Traditional treatments address the myofascial shortening, muscular imbalances, nerve compression, tonal alterations, and postural deviations, as well as correct the ergonomics of the work station.   Clinicians emphasize regaining normal muscle-tendon extensibility, joint mobility, nerve gliding, proprioceptive acuity, and fluid dynamics. 

While traditional rehabilitation modalities of pain relief, stretching, strengthening, and adapting the work station play an important role in restoring tissue health, this does not mean the person can return to work without risk of reinjury.

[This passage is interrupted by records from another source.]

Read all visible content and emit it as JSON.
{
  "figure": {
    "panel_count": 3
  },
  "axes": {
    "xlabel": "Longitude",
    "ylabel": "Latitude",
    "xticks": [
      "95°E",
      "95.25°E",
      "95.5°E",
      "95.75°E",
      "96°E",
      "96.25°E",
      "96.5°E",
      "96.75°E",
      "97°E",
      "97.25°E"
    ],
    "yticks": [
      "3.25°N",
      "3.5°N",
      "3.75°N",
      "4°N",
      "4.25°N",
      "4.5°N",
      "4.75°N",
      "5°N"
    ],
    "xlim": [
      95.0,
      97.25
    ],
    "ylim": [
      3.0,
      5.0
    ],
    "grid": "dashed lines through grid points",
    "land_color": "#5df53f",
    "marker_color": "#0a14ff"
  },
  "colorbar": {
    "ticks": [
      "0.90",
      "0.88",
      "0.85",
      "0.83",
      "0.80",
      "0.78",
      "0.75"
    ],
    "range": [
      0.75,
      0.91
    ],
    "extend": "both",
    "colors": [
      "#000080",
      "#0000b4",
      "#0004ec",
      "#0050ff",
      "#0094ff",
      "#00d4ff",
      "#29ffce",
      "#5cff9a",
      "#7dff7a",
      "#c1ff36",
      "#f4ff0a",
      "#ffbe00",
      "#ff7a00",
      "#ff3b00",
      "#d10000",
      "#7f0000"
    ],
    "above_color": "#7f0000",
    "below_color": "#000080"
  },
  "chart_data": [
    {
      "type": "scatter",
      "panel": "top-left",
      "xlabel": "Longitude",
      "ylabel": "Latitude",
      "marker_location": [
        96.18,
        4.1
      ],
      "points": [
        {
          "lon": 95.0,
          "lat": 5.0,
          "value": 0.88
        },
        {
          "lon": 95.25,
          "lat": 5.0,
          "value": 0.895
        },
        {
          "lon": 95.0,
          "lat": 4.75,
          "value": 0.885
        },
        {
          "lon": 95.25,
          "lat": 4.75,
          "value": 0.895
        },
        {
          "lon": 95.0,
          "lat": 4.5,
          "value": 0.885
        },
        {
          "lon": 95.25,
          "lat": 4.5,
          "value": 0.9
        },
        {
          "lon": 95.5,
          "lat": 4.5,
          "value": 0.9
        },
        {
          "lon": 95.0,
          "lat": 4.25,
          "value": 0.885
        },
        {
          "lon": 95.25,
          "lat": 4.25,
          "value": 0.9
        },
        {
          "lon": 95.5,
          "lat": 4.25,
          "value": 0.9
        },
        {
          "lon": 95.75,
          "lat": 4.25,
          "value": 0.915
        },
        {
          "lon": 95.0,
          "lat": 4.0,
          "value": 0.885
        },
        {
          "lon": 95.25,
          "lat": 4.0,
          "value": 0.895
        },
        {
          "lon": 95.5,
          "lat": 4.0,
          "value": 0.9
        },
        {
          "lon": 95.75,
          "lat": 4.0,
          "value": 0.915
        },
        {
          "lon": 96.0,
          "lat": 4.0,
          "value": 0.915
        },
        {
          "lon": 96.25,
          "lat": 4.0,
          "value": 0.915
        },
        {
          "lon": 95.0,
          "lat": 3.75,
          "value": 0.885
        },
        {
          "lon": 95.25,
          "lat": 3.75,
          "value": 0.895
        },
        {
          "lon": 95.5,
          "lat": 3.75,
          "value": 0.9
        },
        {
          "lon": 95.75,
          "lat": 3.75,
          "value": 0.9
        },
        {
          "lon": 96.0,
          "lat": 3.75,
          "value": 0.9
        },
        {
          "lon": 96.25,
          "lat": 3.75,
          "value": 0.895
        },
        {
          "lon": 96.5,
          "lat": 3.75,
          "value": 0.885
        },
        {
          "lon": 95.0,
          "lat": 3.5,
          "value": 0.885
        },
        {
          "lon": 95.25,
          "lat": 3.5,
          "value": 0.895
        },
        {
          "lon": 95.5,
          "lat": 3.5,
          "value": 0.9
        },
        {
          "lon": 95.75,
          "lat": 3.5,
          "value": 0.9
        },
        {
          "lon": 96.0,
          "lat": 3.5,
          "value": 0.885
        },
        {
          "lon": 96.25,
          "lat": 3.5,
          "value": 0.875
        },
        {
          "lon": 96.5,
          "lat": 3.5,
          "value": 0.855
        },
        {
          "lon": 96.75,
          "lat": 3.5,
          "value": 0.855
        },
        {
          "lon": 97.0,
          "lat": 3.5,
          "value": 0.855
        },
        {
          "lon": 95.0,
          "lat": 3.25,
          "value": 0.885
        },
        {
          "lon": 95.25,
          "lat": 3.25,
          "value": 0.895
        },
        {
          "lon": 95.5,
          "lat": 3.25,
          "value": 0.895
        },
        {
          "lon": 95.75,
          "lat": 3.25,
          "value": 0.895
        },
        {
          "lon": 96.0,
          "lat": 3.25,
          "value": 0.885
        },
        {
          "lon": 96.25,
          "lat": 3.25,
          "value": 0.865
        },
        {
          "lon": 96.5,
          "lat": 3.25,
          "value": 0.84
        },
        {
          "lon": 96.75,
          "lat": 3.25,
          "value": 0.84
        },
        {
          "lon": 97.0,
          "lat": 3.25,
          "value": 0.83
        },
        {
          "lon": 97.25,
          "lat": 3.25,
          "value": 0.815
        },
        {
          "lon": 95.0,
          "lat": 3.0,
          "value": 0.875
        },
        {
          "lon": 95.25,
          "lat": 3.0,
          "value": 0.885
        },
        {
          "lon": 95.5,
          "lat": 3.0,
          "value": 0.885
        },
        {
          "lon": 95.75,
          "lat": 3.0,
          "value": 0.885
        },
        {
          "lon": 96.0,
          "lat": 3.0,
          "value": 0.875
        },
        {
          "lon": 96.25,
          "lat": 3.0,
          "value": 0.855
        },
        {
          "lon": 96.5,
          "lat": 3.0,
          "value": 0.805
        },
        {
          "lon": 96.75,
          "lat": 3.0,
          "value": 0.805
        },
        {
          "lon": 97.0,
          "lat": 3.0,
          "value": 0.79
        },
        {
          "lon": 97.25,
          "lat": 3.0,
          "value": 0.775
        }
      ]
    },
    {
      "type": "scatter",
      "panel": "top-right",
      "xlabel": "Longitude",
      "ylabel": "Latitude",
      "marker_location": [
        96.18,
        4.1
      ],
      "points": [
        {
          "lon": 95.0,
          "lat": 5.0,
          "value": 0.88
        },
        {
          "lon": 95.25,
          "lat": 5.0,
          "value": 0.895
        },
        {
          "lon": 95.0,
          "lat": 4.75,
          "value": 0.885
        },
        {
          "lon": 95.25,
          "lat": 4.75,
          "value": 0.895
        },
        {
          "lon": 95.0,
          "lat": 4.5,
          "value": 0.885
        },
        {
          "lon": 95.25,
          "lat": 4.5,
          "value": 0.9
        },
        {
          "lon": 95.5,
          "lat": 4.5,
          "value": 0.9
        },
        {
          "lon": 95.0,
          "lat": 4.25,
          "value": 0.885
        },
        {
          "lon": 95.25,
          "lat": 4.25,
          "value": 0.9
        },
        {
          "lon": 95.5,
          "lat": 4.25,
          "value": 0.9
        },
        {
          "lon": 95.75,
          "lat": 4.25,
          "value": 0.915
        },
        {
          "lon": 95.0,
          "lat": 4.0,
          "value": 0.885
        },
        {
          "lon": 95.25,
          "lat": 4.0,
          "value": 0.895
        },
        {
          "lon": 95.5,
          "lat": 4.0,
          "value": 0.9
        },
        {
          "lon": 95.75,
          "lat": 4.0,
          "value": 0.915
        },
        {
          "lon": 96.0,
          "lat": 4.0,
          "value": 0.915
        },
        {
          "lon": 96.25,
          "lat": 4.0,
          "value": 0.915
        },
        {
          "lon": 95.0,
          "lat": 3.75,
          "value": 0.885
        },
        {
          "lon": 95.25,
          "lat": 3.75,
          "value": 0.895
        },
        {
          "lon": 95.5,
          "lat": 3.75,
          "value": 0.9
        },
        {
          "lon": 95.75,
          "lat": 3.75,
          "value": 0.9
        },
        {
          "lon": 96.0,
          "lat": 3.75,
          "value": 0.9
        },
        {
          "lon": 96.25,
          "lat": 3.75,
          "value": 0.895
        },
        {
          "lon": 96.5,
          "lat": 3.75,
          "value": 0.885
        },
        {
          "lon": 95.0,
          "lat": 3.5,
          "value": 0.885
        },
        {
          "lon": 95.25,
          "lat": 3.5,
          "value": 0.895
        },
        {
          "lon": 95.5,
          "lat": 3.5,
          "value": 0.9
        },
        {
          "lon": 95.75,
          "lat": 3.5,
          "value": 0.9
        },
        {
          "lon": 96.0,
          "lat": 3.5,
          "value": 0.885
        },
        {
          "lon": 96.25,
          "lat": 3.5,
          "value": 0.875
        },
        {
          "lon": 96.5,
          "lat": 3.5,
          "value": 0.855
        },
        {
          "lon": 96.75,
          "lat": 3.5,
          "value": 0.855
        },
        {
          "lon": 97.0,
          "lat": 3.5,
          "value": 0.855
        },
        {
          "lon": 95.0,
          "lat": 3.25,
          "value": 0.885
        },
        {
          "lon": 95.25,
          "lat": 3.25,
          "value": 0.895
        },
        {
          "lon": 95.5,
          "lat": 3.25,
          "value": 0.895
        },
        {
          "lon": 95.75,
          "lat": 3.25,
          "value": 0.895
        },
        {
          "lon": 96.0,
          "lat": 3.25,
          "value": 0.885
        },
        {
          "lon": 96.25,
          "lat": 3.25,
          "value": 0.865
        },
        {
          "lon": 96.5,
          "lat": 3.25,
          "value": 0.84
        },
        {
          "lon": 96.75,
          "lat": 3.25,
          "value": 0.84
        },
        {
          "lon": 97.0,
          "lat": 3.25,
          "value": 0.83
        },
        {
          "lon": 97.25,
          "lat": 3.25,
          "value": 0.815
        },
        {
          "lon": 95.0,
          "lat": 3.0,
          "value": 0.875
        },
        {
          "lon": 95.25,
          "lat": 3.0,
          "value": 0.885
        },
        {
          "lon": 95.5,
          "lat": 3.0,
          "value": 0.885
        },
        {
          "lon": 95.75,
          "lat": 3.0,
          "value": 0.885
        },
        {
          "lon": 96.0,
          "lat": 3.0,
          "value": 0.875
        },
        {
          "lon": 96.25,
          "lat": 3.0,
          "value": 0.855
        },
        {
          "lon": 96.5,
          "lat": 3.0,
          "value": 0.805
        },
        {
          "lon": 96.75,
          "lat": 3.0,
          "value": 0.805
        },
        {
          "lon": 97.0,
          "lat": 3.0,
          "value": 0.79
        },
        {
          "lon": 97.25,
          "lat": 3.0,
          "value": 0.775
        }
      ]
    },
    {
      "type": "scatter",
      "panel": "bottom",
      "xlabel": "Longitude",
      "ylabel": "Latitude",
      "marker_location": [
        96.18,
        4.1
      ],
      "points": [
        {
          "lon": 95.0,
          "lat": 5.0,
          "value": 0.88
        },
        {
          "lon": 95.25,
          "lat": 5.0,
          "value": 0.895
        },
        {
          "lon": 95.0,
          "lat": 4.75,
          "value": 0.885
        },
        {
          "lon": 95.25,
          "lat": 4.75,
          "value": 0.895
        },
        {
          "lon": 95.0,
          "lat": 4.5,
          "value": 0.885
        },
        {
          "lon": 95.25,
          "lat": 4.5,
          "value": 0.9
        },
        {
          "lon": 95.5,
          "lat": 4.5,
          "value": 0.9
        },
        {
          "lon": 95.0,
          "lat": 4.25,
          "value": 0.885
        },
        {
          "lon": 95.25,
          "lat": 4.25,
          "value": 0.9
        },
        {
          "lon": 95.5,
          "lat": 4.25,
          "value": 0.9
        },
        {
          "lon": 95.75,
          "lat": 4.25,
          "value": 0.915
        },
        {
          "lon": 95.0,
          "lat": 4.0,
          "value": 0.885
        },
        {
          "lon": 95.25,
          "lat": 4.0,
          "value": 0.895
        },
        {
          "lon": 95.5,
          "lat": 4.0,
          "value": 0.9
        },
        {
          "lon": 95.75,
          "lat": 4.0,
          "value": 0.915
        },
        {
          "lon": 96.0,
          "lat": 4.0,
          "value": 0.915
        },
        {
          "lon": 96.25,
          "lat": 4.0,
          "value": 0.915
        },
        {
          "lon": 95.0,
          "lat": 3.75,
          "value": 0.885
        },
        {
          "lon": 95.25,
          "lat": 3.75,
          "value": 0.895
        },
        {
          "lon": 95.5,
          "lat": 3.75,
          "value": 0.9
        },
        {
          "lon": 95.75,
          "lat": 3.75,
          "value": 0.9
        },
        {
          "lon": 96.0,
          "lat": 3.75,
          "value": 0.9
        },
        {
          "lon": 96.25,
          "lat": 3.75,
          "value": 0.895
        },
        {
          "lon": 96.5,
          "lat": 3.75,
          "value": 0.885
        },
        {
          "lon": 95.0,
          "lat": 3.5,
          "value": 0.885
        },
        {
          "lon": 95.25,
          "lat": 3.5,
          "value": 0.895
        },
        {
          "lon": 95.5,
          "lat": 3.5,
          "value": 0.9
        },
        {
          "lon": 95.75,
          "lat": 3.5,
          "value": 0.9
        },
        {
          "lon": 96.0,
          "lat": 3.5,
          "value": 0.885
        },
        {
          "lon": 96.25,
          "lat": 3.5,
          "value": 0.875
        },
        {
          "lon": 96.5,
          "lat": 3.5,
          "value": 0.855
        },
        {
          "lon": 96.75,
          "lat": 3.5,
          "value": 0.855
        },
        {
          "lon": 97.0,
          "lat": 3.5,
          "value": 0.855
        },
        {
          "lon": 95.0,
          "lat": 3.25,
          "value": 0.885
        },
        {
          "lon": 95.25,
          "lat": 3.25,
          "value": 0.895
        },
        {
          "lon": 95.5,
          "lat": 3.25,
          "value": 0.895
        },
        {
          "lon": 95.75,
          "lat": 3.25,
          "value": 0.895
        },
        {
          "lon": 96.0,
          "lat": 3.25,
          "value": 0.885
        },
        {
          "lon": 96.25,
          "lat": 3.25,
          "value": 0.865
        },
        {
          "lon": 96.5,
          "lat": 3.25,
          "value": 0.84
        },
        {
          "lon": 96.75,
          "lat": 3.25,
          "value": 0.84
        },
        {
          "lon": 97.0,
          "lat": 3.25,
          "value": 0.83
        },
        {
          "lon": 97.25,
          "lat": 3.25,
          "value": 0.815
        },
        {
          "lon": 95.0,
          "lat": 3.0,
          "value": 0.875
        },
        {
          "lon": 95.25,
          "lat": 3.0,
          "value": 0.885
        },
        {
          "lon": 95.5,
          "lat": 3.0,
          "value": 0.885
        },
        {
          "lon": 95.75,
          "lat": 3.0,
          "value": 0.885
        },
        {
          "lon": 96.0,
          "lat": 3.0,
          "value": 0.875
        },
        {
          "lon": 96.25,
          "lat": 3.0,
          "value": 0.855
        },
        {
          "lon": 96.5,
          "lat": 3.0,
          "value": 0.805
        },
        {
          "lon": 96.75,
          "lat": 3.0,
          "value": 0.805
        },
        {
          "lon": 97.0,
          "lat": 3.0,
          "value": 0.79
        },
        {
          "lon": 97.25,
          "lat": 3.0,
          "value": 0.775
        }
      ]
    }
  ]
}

Regardless of the factors relating to the etiology, the occupational science clinician needs to treat the movement dysfunction.   A differential diagnosis and a list of pathomechanical factors are not enough to establish an adequate treatment plan.  When the dysfunction is learned, maladaptive neuromuscular patterns of motor control are now mapped in the cortex.  The patterns of misuse must be retrained.   The functional patterns of  positions, movements, and activities that affect the clinical signs and symptoms, and the client's awareness of his/her own contribution to the pattern of injury both are  essential in working to redirect the person toward health.